In game is silly, because it is assumed that 'armour' and structure are two separate things, and that wooden armour is effective at stopping iron shot. This is fundamentally false. Wood is *terrible* at stopping iron shot, and if the wood is the structure it *will* be torn up even if the shot isn't passed through.

It has been tested. But I do understand the science of wood and therefore get your point … sometimes round balls do funny things... like roll and bounce. But if the wood is not dense enough and does not split well, and also is more splinter resistant than oak, and doesn't dry out entirely... then round balls can bounce at an angle... even on the flat for that matter. I only mention this because some crude efforts in modern testing has been done, and I am pleased to report that Live Oak had the capability to bounce rather large round balls, the thickness is also incredibly important, and perhaps may have only worked on the Yankee built super frigates and also larger ships like thick and heavy line ships.

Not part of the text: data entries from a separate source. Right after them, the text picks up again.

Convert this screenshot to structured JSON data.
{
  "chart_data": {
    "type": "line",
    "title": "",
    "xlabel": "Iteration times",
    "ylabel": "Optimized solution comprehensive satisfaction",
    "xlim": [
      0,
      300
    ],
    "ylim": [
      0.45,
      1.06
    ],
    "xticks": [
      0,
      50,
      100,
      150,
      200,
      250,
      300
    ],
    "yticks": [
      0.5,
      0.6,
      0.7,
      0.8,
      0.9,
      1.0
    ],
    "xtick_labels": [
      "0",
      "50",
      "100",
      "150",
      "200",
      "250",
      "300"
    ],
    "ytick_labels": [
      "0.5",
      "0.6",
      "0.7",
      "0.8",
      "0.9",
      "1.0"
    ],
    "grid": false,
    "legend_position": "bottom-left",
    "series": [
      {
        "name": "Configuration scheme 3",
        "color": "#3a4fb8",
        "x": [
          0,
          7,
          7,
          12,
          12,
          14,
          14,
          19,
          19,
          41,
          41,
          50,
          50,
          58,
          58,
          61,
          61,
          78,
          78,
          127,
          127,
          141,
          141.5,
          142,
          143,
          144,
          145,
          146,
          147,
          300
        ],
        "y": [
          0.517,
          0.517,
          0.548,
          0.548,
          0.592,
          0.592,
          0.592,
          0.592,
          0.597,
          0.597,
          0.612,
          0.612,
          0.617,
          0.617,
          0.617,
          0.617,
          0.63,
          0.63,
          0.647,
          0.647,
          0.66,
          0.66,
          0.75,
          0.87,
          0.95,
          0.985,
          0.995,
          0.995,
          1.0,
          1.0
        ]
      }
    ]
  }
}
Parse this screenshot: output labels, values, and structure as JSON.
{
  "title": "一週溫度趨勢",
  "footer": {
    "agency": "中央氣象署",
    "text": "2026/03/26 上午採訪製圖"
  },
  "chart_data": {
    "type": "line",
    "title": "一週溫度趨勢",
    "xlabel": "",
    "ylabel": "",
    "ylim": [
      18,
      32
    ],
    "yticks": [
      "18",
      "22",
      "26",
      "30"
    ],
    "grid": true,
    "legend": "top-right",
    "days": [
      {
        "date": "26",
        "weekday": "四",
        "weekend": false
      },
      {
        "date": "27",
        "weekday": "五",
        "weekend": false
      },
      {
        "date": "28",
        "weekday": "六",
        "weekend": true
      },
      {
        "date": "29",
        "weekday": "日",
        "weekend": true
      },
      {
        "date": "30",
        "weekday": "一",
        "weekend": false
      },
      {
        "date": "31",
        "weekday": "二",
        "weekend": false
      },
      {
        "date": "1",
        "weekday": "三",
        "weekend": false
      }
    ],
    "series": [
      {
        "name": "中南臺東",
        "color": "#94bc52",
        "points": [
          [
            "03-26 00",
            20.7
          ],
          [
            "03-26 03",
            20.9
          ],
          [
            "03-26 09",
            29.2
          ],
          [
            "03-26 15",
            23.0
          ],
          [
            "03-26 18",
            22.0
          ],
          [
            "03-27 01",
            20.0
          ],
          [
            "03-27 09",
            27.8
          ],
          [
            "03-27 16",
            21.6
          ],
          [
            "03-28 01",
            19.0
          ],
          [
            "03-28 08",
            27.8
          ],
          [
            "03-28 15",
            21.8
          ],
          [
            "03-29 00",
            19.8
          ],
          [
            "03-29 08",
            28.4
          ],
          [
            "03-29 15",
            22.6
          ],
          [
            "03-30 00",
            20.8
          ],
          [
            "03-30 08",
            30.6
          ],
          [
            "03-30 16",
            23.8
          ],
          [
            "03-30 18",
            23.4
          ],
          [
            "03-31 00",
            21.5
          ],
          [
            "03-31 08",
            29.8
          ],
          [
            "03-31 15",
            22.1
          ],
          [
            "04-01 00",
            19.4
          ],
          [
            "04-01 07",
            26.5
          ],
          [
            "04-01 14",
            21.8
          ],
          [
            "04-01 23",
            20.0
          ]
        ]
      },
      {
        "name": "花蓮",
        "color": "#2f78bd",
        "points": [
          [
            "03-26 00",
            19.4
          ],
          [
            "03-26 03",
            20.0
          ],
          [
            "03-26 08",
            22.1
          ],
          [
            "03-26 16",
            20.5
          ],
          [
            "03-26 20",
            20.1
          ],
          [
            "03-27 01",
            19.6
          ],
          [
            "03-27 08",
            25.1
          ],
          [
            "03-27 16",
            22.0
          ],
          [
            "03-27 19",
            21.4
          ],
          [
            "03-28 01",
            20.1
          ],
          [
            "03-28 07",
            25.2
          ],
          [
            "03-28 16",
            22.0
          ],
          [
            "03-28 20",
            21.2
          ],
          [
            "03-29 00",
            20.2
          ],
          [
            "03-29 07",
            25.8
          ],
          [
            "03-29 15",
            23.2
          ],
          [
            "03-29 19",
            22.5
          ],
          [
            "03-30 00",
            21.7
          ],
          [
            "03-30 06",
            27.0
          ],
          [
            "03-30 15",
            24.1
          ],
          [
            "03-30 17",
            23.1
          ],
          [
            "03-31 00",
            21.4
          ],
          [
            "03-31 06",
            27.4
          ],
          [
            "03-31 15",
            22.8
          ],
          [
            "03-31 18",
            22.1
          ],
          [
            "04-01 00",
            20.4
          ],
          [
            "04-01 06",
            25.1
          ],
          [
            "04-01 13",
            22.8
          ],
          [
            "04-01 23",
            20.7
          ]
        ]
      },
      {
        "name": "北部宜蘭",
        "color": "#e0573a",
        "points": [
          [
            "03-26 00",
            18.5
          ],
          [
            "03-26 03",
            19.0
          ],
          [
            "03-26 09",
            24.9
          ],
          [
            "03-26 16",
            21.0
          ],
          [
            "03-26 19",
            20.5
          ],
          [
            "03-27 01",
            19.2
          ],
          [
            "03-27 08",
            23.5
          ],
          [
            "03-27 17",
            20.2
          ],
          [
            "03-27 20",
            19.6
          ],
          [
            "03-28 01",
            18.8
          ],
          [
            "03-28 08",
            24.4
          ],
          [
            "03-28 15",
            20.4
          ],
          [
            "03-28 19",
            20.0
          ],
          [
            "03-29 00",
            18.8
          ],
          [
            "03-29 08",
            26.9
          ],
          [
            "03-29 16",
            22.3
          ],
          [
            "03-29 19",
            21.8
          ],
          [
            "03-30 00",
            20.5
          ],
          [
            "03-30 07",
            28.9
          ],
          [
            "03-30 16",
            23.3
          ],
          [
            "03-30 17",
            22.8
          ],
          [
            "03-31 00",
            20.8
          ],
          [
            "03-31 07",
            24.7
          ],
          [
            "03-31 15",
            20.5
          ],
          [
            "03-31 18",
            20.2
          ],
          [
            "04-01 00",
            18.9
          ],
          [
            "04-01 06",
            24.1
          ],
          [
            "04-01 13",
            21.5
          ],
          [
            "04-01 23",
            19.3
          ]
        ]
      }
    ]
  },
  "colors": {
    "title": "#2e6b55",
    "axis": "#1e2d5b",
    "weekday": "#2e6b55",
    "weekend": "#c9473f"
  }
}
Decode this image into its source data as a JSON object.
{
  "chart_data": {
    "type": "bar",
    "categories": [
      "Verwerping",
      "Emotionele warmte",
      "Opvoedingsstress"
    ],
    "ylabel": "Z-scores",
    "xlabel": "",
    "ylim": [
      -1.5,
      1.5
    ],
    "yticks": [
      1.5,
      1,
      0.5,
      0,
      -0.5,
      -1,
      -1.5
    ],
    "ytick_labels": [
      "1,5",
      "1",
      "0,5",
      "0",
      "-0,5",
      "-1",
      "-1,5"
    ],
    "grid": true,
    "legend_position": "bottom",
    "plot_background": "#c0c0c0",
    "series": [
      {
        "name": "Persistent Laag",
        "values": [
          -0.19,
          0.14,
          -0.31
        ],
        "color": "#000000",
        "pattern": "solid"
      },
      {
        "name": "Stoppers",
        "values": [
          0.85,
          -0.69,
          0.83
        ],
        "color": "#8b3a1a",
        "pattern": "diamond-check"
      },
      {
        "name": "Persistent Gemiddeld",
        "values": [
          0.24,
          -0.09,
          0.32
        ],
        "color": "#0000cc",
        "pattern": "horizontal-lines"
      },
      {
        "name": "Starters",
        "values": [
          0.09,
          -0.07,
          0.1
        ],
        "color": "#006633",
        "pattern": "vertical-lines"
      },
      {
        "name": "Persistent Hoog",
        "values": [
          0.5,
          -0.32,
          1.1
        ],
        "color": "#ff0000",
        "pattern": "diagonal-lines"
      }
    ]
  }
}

And yes... the armor is the planking and structure put together, other smaller frigates and light ships would have had nearly no such chance for bouncing any shot. And as for the exaggerated damage, I am totally with you on that... there is a reason why they grappled and boarded, they didn't just want the enemies ship... they also had to kill the crew to really win, they had to force a submission, and if enough damage was not done to the crew by the broadside(s) to force surrender, then demasting and/or stern raking were in order for the stubborn enemy until they lost the will to fight or the Captain gave the order to strike their colors.

Three cheers for the frigates and their galante captains.